My friend Tim Barnett, in the wake of his advocacy of sensible drug law reform and championing of the campaign for Civil Unions in NZ, was once invited to some freedom jamboree organised by various bits of the libertarian right in New Zealand.
He spoke at their conference in Rotorua, and dined out a few times on the horrified and disbelieving response he got when he described himself as a Libertarian Socialist.
The general response seemed to be "no such thing! impossible!"
I think it's an interesting term that illuminates quite a few aspects of my own politics.
Probably one of my strongest dislikes in life is the sight of people exercising petty power over others. Whether it is idiotic school prefecs (of which I unfortunately was one), police officers on a thuggish power trip, bosses out of control at work, politicians doing try hard get-tough routines, bullies in social settings -- all of them really turn me off.
In other words, I have a pretty strong anti-authoritarian streak in my character. This is something I am perfectly comfortable with, but which presents some obvious challenges in working in a party like Labour. I support collectivism in theory and in practice, but only when it is done in a democratic and egalitarian way.
It would be dishonest for me to say that Labour always operates this way, and also dishonest not to say that sometimes I have to bite my tongue. That's always the consequence of working together to get things done, of course, and the obsession that the media have with any hint that people don't all think the same thing at all times, in a chillingly, almost Orwellian sense.
(Another time, I'll post on the obsession the media have with presenting political parties as either the Borg / the Hive Mind, or as disunified and chaotic basketcases, when the reality is and always should be of hard debates, contested ideas and objectives, and democratic pluralism.)
All of the above is a long-winded way of getting to this point: my politics is about freedom and liberation. I do not believe in hierarchies or authority, except those based on the consent of those who are subject to it, of their own free will and with their involvement.
That's an element of what might call libertarianism.
It's also one reason I am in the Labour Party. The social democratic project is about freedom. We want to bring about an economy and a society that gives that legs, in a meaningful sense.
It's a nice provocative tag, though, don't you think? Libertarian Socialism?
You know, the old-fashioned term is anarchist or communo-anarchist. BTW, There really isn't any difference between communism and anarchism. Both are based around the idea of individual and collective responsibility and action. To see society as a symbiot: The individual needs society and society needs the individual. Neither can exist without the other.

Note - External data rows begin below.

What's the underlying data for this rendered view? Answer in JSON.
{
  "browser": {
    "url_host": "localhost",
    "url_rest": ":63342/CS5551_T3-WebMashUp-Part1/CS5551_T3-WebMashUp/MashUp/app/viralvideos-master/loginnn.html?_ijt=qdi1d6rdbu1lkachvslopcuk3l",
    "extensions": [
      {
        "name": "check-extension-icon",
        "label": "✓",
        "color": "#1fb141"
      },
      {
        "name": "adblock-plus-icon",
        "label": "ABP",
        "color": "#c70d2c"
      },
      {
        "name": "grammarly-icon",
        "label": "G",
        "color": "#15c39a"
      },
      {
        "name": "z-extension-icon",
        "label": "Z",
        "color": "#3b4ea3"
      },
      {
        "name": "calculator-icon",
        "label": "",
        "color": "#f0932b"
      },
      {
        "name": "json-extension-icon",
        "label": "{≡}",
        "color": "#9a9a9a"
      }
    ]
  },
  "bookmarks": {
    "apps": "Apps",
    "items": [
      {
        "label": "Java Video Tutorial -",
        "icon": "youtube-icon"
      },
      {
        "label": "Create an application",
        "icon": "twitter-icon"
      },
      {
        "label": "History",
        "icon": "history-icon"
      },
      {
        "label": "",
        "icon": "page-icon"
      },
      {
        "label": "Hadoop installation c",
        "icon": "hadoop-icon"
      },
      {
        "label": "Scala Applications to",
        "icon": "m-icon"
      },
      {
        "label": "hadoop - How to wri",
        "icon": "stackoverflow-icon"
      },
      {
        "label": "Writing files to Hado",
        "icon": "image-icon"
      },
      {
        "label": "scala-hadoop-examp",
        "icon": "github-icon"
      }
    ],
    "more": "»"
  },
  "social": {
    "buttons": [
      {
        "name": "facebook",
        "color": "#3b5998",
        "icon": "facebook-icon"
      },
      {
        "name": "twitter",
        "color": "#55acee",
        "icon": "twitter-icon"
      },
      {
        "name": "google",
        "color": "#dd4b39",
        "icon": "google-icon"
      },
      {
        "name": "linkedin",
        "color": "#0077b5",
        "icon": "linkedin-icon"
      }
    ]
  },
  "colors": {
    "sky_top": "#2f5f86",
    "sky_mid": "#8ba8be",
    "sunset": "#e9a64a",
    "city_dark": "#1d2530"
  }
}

When you start talking about libertarianism you're talking hard-right individualism which denies the existence of society.
http://www.brainyquote.com/quotes/authors/m/margaret_thatcher_3.html
There is no such thing as society: there are individual men and women, and there are families.
Margaret Thatcher
Posted by: Draco T Bastard | Thursday, 09 June 2011 at 03:21 PM
Yep, "libertarian" originally meant (politically, not philosophically) an anarchist. American minarchists appropriated the term for their statist capitalist selves, and did it so effectively that you can actually have people saying, "Impossible! No such thing!" when "socialist libertarian" was originally a redundant redundancy of a superfluous term.
Posted by: Ryan Sproull | Thursday, 09 June 2011 at 06:49 PM
I think libertarian socialist fits well to describe many I've met on the left. Many are about personal libertarianism but are fiscally socialist. That contrasts with the right who are generally seen as fiscal libertarians but social conservatives.
I have libertarian (social and fiscal) leanings so ACT was my natural party of affinity, but I am having to rethink my support of ACT due to Don Brash and John Banks' social conservatism.
Posted by: Eturnerx | Thursday, 09 June 2011 at 10:25 PM
As someone said above, the original libertarian socialists were teh anarchists. There have always been libertarian socialists in NZ too, and there still are
theres a bit of stuff about the history of libertarian socialists/anarchists in NZ here
http://www.takver.com/history/nz/index.htm
and here are some current anarchist groups in NZ
http://awsm.org.nz/
http://beyondresistance.wordpress.com/
Posted by: mark | Friday, 10 June 2011 at 11:52 AM
Oh, and no you can't join, we don't take labour party supporters as members!
Posted by: mark | Friday, 10 June 2011 at 11:58 AM
"Freedom from" is not much use if you have no "freedom to". thats why libertarian capitalism doesnt really make you very free. The greatest amount of freedom results from careful balancing of policies.